Dilated cardiomyopathy (DCM) is a complex, life-threatening disorder of weak and thin heart. It is characterized by left ventricular dilation and systolic dysfunction with subsequent development of both atrial and ventricular tachyarrhythmias, which can result in the development of congestive heart failure and sudden cardiac death due to its decreased ability to pump blood. The clinical signs include exercise intolerance, persistent coughing, weakness, weight loss, breathing difficulties, fainting and swelling of the abdomen. DCM is a serious disorder and while there is no cure, the affected dogs can receive therapies to control arrhythmias, improve the heart’s function and manage congestive heart failure to manage the progression of the disorder and optimising quality of life.
DCM is associated with 4 different risk variants. DCM1 and DCM2 mutations are both dominantly inherited and are mostly present in the USA, meanwhile the two of the following mutations, DCM3 and DCM4, are mostly present in Europe, with DCM3 following a dominant inheritance pattern and DCM4 following a recessive inheritance pattern. The results of genetic testing indicated that DCM1 and DCM2 are associated linkage markers for DCM in USA Dobermans and that DCM3 and DCM4 are highly associated linkage markers for DCM in European Dobermans, meanwhile DCM1/DCM2 have been shown to have no association with risk in European Dobermans.

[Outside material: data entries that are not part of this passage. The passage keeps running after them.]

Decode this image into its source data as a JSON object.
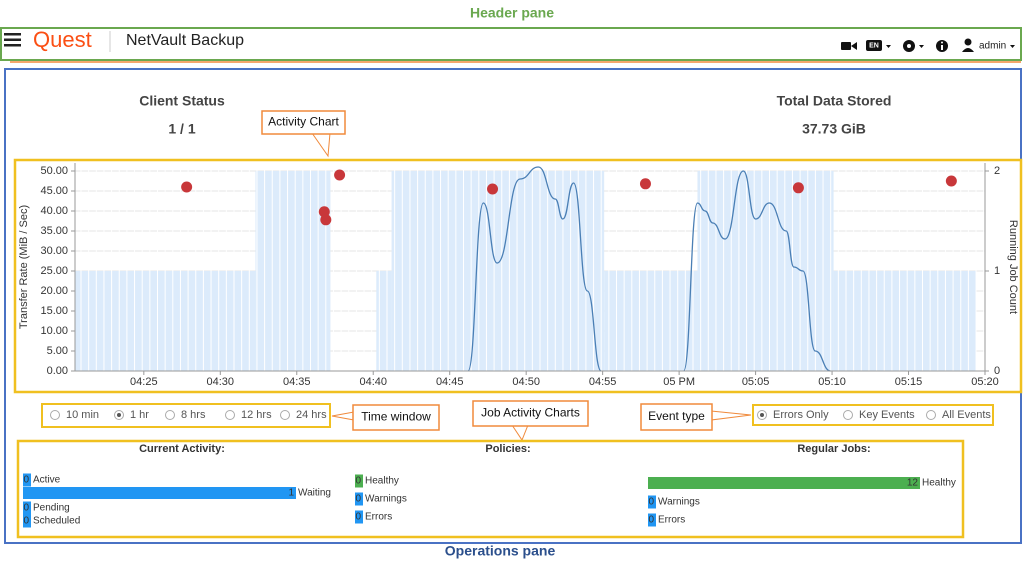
{
  "annotations": {
    "header_pane": "Header pane",
    "operations_pane": "Operations pane",
    "activity_chart": "Activity Chart",
    "time_window": "Time window",
    "job_activity_charts": "Job Activity Charts",
    "event_type": "Event type"
  },
  "header": {
    "logo": "Quest",
    "product": "NetVault Backup",
    "language": "EN",
    "user": "admin"
  },
  "status": {
    "client_label": "Client Status",
    "client_value": "1 / 1",
    "data_label": "Total Data Stored",
    "data_value": "37.73 GiB"
  },
  "chart_data": {
    "type": "combo",
    "ylabel": "Transfer Rate (MiB / Sec)",
    "y2label": "Running Job Count",
    "xlim": [
      20.5,
      80
    ],
    "xticks": [
      {
        "value": 25,
        "label": "04:25"
      },
      {
        "value": 30,
        "label": "04:30"
      },
      {
        "value": 35,
        "label": "04:35"
      },
      {
        "value": 40,
        "label": "04:40"
      },
      {
        "value": 45,
        "label": "04:45"
      },
      {
        "value": 50,
        "label": "04:50"
      },
      {
        "value": 55,
        "label": "04:55"
      },
      {
        "value": 60,
        "label": "05 PM"
      },
      {
        "value": 65,
        "label": "05:05"
      },
      {
        "value": 70,
        "label": "05:10"
      },
      {
        "value": 75,
        "label": "05:15"
      },
      {
        "value": 80,
        "label": "05:20"
      }
    ],
    "ylim": [
      0,
      52
    ],
    "yticks": [
      {
        "value": 0,
        "label": "0.00"
      },
      {
        "value": 5,
        "label": "5.00"
      },
      {
        "value": 10,
        "label": "10.00"
      },
      {
        "value": 15,
        "label": "15.00"
      },
      {
        "value": 20,
        "label": "20.00"
      },
      {
        "value": 25,
        "label": "25.00"
      },
      {
        "value": 30,
        "label": "30.00"
      },
      {
        "value": 35,
        "label": "35.00"
      },
      {
        "value": 40,
        "label": "40.00"
      },
      {
        "value": 45,
        "label": "45.00"
      },
      {
        "value": 50,
        "label": "50.00"
      }
    ],
    "y2lim": [
      0,
      2.08
    ],
    "y2ticks": [
      0,
      1,
      2
    ],
    "grid": true,
    "series": [
      {
        "type": "step",
        "axis": "y2",
        "color": "#dcebfb",
        "x": [
          20.5,
          32.3,
          37.2,
          40.2,
          41.2,
          55.1,
          61.2,
          70.1,
          79.4
        ],
        "values": [
          1,
          2,
          0,
          1,
          2,
          1,
          2,
          1,
          0
        ]
      },
      {
        "type": "line",
        "color": "#4a7fb5",
        "x": [
          46.2,
          47.2,
          48.1,
          49.6,
          50.8,
          51.9,
          52.4,
          53.1,
          54.0,
          54.9
        ],
        "values": [
          0,
          42,
          27,
          48,
          51,
          43,
          38,
          47,
          20,
          0
        ]
      },
      {
        "type": "line",
        "color": "#4a7fb5",
        "x": [
          60.3,
          61.2,
          61.7,
          62.2,
          63.0,
          64.2,
          65.0,
          65.9,
          67.0,
          67.5,
          68.1,
          68.9,
          69.9
        ],
        "values": [
          0,
          42,
          40,
          37,
          33,
          50,
          38,
          42,
          35,
          26,
          25,
          5,
          0
        ]
      },
      {
        "type": "scatter",
        "color": "#c8373a",
        "x": [
          27.8,
          36.8,
          36.9,
          37.8,
          47.8,
          57.8,
          67.8,
          77.8
        ],
        "values": [
          46,
          39.8,
          37.8,
          49,
          45.5,
          46.8,
          45.8,
          47.5
        ]
      }
    ]
  },
  "time_window": {
    "options": [
      "10 min",
      "1 hr",
      "8 hrs",
      "12 hrs",
      "24 hrs"
    ],
    "selected": 1
  },
  "event_type": {
    "options": [
      "Errors Only",
      "Key Events",
      "All Events"
    ],
    "selected": 0
  },
  "job_activity": {
    "groups": [
      {
        "title": "Current Activity:",
        "items": [
          {
            "label": "Active",
            "value": 0,
            "color": "#2196f3"
          },
          {
            "label": "Waiting",
            "value": 1,
            "color": "#2196f3"
          },
          {
            "label": "Pending",
            "value": 0,
            "color": "#2196f3"
          },
          {
            "label": "Scheduled",
            "value": 0,
            "color": "#2196f3"
          }
        ]
      },
      {
        "title": "Policies:",
        "items": [
          {
            "label": "Healthy",
            "value": 0,
            "color": "#4caf50"
          },
          {
            "label": "Warnings",
            "value": 0,
            "color": "#2196f3"
          },
          {
            "label": "Errors",
            "value": 0,
            "color": "#2196f3"
          }
        ]
      },
      {
        "title": "Regular Jobs:",
        "items": [
          {
            "label": "Healthy",
            "value": 12,
            "color": "#4caf50"
          },
          {
            "label": "Warnings",
            "value": 0,
            "color": "#2196f3"
          },
          {
            "label": "Errors",
            "value": 0,
            "color": "#2196f3"
          }
        ]
      }
    ]
  }
}
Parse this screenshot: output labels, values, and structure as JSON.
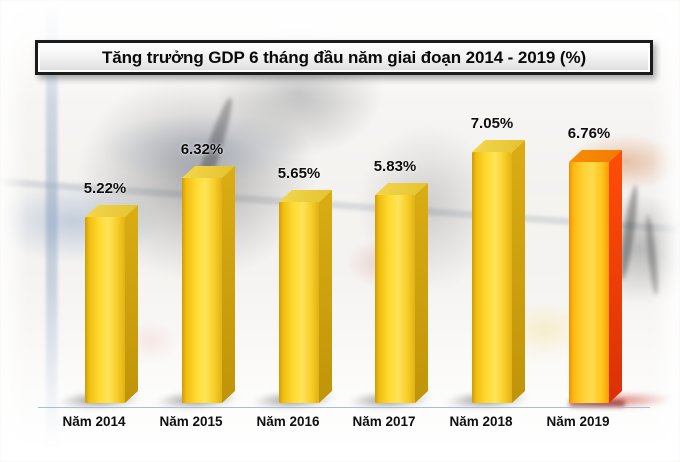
{
  "chart_data": {
    "type": "bar",
    "title": "Tăng trưởng GDP 6 tháng đầu năm giai đoạn 2014 - 2019 (%)",
    "categories": [
      "Năm 2014",
      "Năm 2015",
      "Năm 2016",
      "Năm 2017",
      "Năm 2018",
      "Năm 2019"
    ],
    "values": [
      5.22,
      6.32,
      5.65,
      5.83,
      7.05,
      6.76
    ],
    "value_labels": [
      "5.22%",
      "6.32%",
      "5.65%",
      "5.83%",
      "7.05%",
      "6.76%"
    ],
    "unit": "%",
    "xlabel": "",
    "ylabel": "",
    "ylim": [
      0,
      7.5
    ],
    "grid": false,
    "legend": false,
    "highlight_index": 5,
    "colors": {
      "axis_line": "#A8BCD2",
      "bar_yellow": {
        "front": [
          "#CE9B07",
          "#F0BE10",
          "#FFDB31",
          "#FFE45A",
          "#F6CD26",
          "#E2B113"
        ],
        "top": [
          "#F3D74F",
          "#E4C22E"
        ],
        "side": [
          "#DAAD13",
          "#BF9409"
        ],
        "shadow": "rgba(45,45,52,0.60)"
      },
      "bar_highlight": {
        "front": [
          "#E88E05",
          "#FFB60F",
          "#FFD334",
          "#FFDB4D",
          "#FFC51D",
          "#FF9D06"
        ],
        "top": [
          "#FB8D02",
          "#F07A02"
        ],
        "side": [
          "#FF4D08",
          "#DB3007"
        ],
        "shadow": "rgba(195,25,10,0.60)",
        "shadow_dark": "rgba(120,10,5,0.55)"
      }
    }
  }
}
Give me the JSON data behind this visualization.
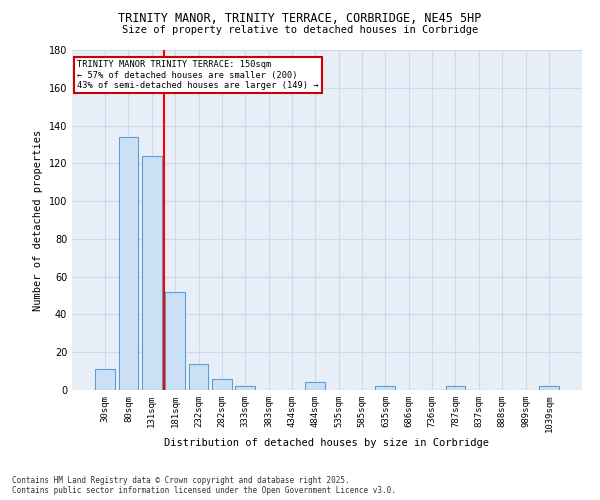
{
  "title_line1": "TRINITY MANOR, TRINITY TERRACE, CORBRIDGE, NE45 5HP",
  "title_line2": "Size of property relative to detached houses in Corbridge",
  "xlabel": "Distribution of detached houses by size in Corbridge",
  "ylabel": "Number of detached properties",
  "bar_values": [
    11,
    134,
    124,
    52,
    14,
    6,
    2,
    0,
    0,
    4,
    0,
    0,
    2,
    0,
    0,
    2,
    0,
    0,
    0,
    2
  ],
  "bar_labels": [
    "30sqm",
    "80sqm",
    "131sqm",
    "181sqm",
    "232sqm",
    "282sqm",
    "333sqm",
    "383sqm",
    "434sqm",
    "484sqm",
    "535sqm",
    "585sqm",
    "635sqm",
    "686sqm",
    "736sqm",
    "787sqm",
    "837sqm",
    "888sqm",
    "989sqm",
    "1039sqm"
  ],
  "bar_color": "#cce0f5",
  "bar_edge_color": "#5a9fd4",
  "red_line_x": 2.5,
  "annotation_text": "TRINITY MANOR TRINITY TERRACE: 150sqm\n← 57% of detached houses are smaller (200)\n43% of semi-detached houses are larger (149) →",
  "annotation_box_color": "#ffffff",
  "annotation_box_edge_color": "#cc0000",
  "grid_color": "#d0d8e8",
  "bg_color": "#e8eef8",
  "ylim": [
    0,
    180
  ],
  "yticks": [
    0,
    20,
    40,
    60,
    80,
    100,
    120,
    140,
    160,
    180
  ],
  "footer_line1": "Contains HM Land Registry data © Crown copyright and database right 2025.",
  "footer_line2": "Contains public sector information licensed under the Open Government Licence v3.0."
}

DCM is a disorder of multifactorial nature, which means that there is no exact genetic risk factor and there may also be other genetic or environmental factors affecting development and progression of the disease. There is also no apparent difference in clinical severity between dogs affected by either of one mutation, with all of the affected dogs developing the disease by the age of 6 years. However, there is a protentional higher risk of developing DCM if a dog is carrier or affected by two or more combinations of risk variants.
For USA Dobermans: Risk of dogs developing a DCM based on inheritance of both variants DCM1 and DCM2 is considered higher than in those clear of either risk variant. However, not all dogs with the variants will develop DCM, so the variants are of incomplete penetrance.
For the European Dobermans: Risk of developing a DCM based on inheritance of DCM3 and DCM4 risk variants (for better understanding look at the table below). Note that DCM4 has a stronger influence on risk compared to DCM3.
Genotype / risk | DCM4 clear | DCM4 carrier | DCM4 affected |
DCM3 clear | low risk | low risk | high risk |
DCM3 carrier | medium risk | medium risk | high risk |
DCM3 affected | high risk | high risk | highest risk |
For breeders: Given limited number of clear dogs for DCM variants, breeders should focus on gradually reducing the frequency of highest-risk dogs over several generations to safely pass the good genetics and features on to future litters while eliminating the risk of developing a DCM. However, this approach carries the risk of overusing certain sires, creating population bottlenecks and reducing genetic diversity within the breed.
Inheritance: complex
Mutation: PDK4, TTN, SNP on chromosome 5, RNF207
Genetic test: The method used for testing is extremely accurate and allows complete differentiation between affected animals, carriers and healthy dogs. Testing can be done at any age.